Когда все уже вышли, Виктор неуверенным шагом приблизился к профессору. Он пока даже не знал, что будет говорить, но Белорецкий, похоже, не обращал на него внимания.Он заполнял журнал посещаемости занятий, и количество минусов напротив имен его, похоже, нисколько не удручало .
– Э… Андрей Яковлевич?
– Виктор, если вы
будете так начинать каждое свое интервью, вам карьеры не сделать. Что вам нужно?
– Вы не могли взглянуть
на… - он протянул рисунок.

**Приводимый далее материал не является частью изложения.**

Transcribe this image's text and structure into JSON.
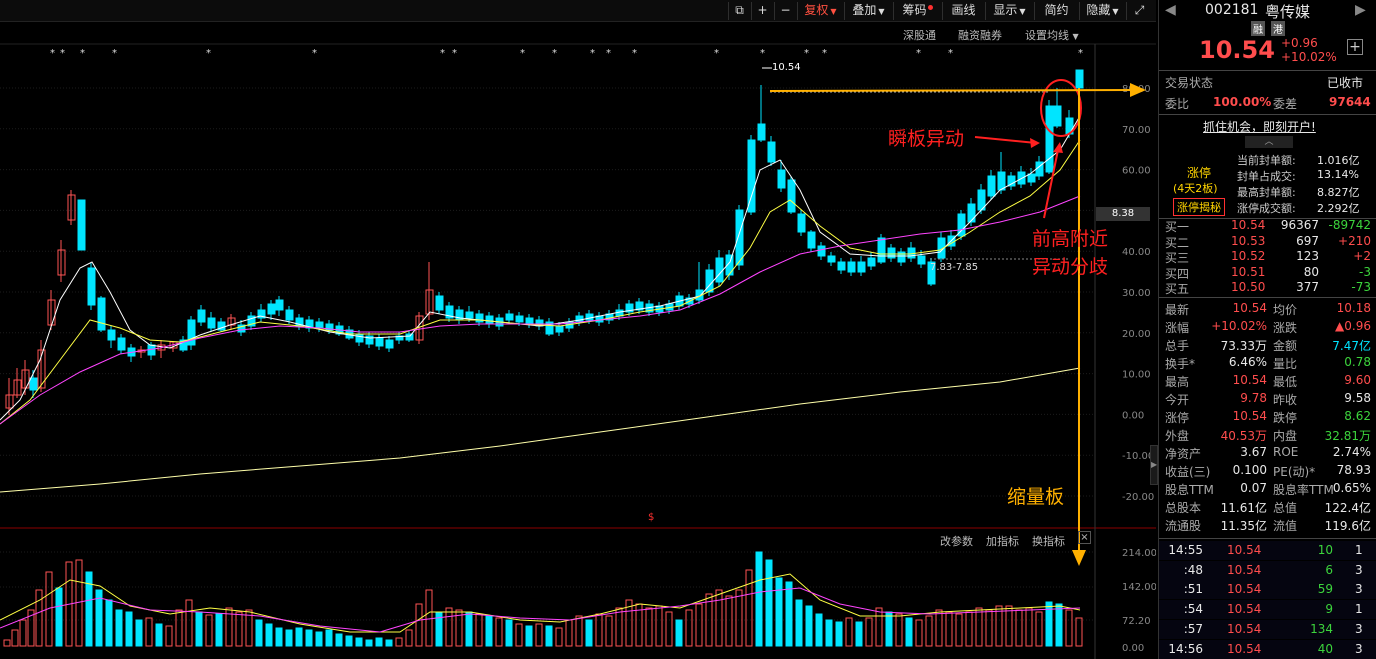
{
  "toolbar": {
    "buttons": [
      {
        "label": "复权",
        "caret": true
      },
      {
        "label": "叠加",
        "caret": true
      },
      {
        "label": "筹码"
      },
      {
        "label": "画线"
      },
      {
        "label": "显示",
        "caret": true
      },
      {
        "label": "简约"
      },
      {
        "label": "隐藏",
        "caret": true
      }
    ],
    "sub_buttons": [
      "深股通",
      "融资融券",
      "设置均线"
    ],
    "indicator_buttons": [
      "改参数",
      "加指标",
      "换指标"
    ]
  },
  "annotations": {
    "instant_board": "瞬板异动",
    "near_prev_high_line1": "前高附近",
    "near_prev_high_line2": "异动分歧",
    "shrink_volume_board": "缩量板",
    "high_label": "10.54",
    "range_label": "7.83-7.85",
    "current_level_label": "8.38",
    "dollar_mark": "$"
  },
  "price_axis": [
    "80.00",
    "70.00",
    "60.00",
    "50.00",
    "40.00",
    "30.00",
    "20.00",
    "10.00",
    "0.00",
    "-10.00",
    "-20.00"
  ],
  "volume_axis": [
    "214.00",
    "142.00",
    "72.20",
    "0.00"
  ],
  "stock": {
    "code": "002181",
    "name": "粤传媒",
    "badges": [
      "融",
      "港"
    ],
    "price": "10.54",
    "change": "+0.96",
    "change_pct": "+10.02%",
    "trade_status_label": "交易状态",
    "trade_status_value": "已收市",
    "wb_label": "委比",
    "wb_value": "100.00%",
    "wc_label": "委差",
    "wc_value": "97644",
    "promo": "抓住机会，即刻开户!"
  },
  "limit_up": {
    "title": "涨停",
    "streak": "(4天2板)",
    "button": "涨停揭秘",
    "stats": [
      {
        "label": "当前封单额:",
        "value": "1.016亿"
      },
      {
        "label": "封单占成交:",
        "value": "13.14%"
      },
      {
        "label": "最高封单额:",
        "value": "8.827亿"
      },
      {
        "label": "涨停成交额:",
        "value": "2.292亿"
      }
    ]
  },
  "order_book": [
    {
      "label": "买一",
      "price": "10.54",
      "vol": "96367",
      "chg": "-89742"
    },
    {
      "label": "买二",
      "price": "10.53",
      "vol": "697",
      "chg": "+210"
    },
    {
      "label": "买三",
      "price": "10.52",
      "vol": "123",
      "chg": "+2"
    },
    {
      "label": "买四",
      "price": "10.51",
      "vol": "80",
      "chg": "-3"
    },
    {
      "label": "买五",
      "price": "10.50",
      "vol": "377",
      "chg": "-73"
    }
  ],
  "quote_rows": [
    [
      {
        "l": "最新",
        "v": "10.54",
        "c": "red"
      },
      {
        "l": "均价",
        "v": "10.18",
        "c": "red"
      }
    ],
    [
      {
        "l": "涨幅",
        "v": "+10.02%",
        "c": "red"
      },
      {
        "l": "涨跌",
        "v": "▲0.96",
        "c": "red"
      }
    ],
    [
      {
        "l": "总手",
        "v": "73.33万",
        "c": "white"
      },
      {
        "l": "金额",
        "v": "7.47亿",
        "c": "cyan"
      }
    ],
    [
      {
        "l": "换手*",
        "v": "6.46%",
        "c": "white"
      },
      {
        "l": "量比",
        "v": "0.78",
        "c": "green"
      }
    ],
    [
      {
        "l": "最高",
        "v": "10.54",
        "c": "red"
      },
      {
        "l": "最低",
        "v": "9.60",
        "c": "red"
      }
    ],
    [
      {
        "l": "今开",
        "v": "9.78",
        "c": "red"
      },
      {
        "l": "昨收",
        "v": "9.58",
        "c": "white"
      }
    ],
    [
      {
        "l": "涨停",
        "v": "10.54",
        "c": "red"
      },
      {
        "l": "跌停",
        "v": "8.62",
        "c": "green"
      }
    ],
    [
      {
        "l": "外盘",
        "v": "40.53万",
        "c": "red"
      },
      {
        "l": "内盘",
        "v": "32.81万",
        "c": "green"
      }
    ],
    [
      {
        "l": "净资产",
        "v": "3.67",
        "c": "white"
      },
      {
        "l": "ROE",
        "v": "2.74%",
        "c": "white"
      }
    ],
    [
      {
        "l": "收益(三)",
        "v": "0.100",
        "c": "white"
      },
      {
        "l": "PE(动)*",
        "v": "78.93",
        "c": "white"
      }
    ],
    [
      {
        "l": "股息TTM",
        "v": "0.07",
        "c": "white"
      },
      {
        "l": "股息率TTM",
        "v": "0.65%",
        "c": "white"
      }
    ],
    [
      {
        "l": "总股本",
        "v": "11.61亿",
        "c": "white"
      },
      {
        "l": "总值",
        "v": "122.4亿",
        "c": "white"
      }
    ],
    [
      {
        "l": "流通股",
        "v": "11.35亿",
        "c": "white"
      },
      {
        "l": "流值",
        "v": "119.6亿",
        "c": "white"
      }
    ]
  ],
  "ticks": [
    {
      "time": "14:55",
      "price": "10.54",
      "vol": "10",
      "n": "1"
    },
    {
      "time": ":48",
      "price": "10.54",
      "vol": "6",
      "n": "3"
    },
    {
      "time": ":51",
      "price": "10.54",
      "vol": "59",
      "n": "3"
    },
    {
      "time": ":54",
      "price": "10.54",
      "vol": "9",
      "n": "1"
    },
    {
      "time": ":57",
      "price": "10.54",
      "vol": "134",
      "n": "3"
    },
    {
      "time": "14:56",
      "price": "10.54",
      "vol": "40",
      "n": "3"
    }
  ],
  "colors": {
    "up": "#ff5555",
    "down": "#00e5ff",
    "ma5": "#ffffff",
    "ma10": "#ffff44",
    "ma20": "#ff44ff",
    "ma_long": "#ffffaa",
    "annotation_red": "#ff2020",
    "annotation_orange": "#ffb000"
  }
}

Белорецкий принял его, всё еще не поднимая головы.
– И доводите фразы до конца, а
то кажется, что у вас деменция, да и выглядит ужасно.

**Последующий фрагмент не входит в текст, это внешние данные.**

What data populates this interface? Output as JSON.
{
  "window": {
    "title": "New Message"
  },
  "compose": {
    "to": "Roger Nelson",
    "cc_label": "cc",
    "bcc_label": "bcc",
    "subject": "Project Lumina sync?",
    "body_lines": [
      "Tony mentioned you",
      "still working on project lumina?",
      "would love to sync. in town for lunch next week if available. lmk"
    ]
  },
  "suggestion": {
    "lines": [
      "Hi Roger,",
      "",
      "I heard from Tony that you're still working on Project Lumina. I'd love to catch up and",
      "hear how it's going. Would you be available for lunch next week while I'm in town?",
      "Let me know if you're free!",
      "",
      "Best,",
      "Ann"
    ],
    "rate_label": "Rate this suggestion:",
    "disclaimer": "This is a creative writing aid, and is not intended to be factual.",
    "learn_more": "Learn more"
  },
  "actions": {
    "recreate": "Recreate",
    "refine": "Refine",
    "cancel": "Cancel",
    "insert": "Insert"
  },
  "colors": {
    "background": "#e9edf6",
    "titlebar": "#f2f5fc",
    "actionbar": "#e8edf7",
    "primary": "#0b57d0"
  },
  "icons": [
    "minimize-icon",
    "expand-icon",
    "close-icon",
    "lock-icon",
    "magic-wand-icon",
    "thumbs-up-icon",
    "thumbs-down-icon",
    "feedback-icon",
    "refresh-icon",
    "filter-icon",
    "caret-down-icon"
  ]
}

Виктор хотел было сказать, что еще недавно у него был тот, кто договаривал за него до конца, понимая его, как никто другой, но сдержался. Зачем кому-то знать?
– Ну, рисунку на мой скромный дилетантский взгляд не хватает динамики, да и качество штриховки хромает. Но талант у рисовавшего определенно есть… - начал профессор. Виктор по насмешливому взгляду профессора понял, что тот прекрасно понимает, чего от него хотят, но решил поиздеваться над сгорающим от любопытства желторотиком. А Виктор действительно начинал кипятиться. Наконец, Белорецкий уже с добродушным басовитым смехом перешел к делу: - Это похоже на Короля Дикой Охоты, только в его древнегреческой вариации. Тайный сын богини Гекаты, решивший свергнуть Аида и пришивший себе оленью голову. Однако мальчишка не рассчитал своих усилий и был убит богом мертвых. Геката взмолилась о пощаде для своего сына, и Аид то ли в насмешку, то ли из своего извращенного чувства милосердия сделал его первым Всадником Охоты. Он начал собирать себе слуг, похожих на мраморные статуи, и терроризировать греческие города и веси, воруя детей и порой просто проносясь с диким гиканьем в небесах в окружении стаи грачей. В средневековье на смену этому мифу пришел миф об охотничьей сваре Одина, а этот остался в небытие… А зачем он вам?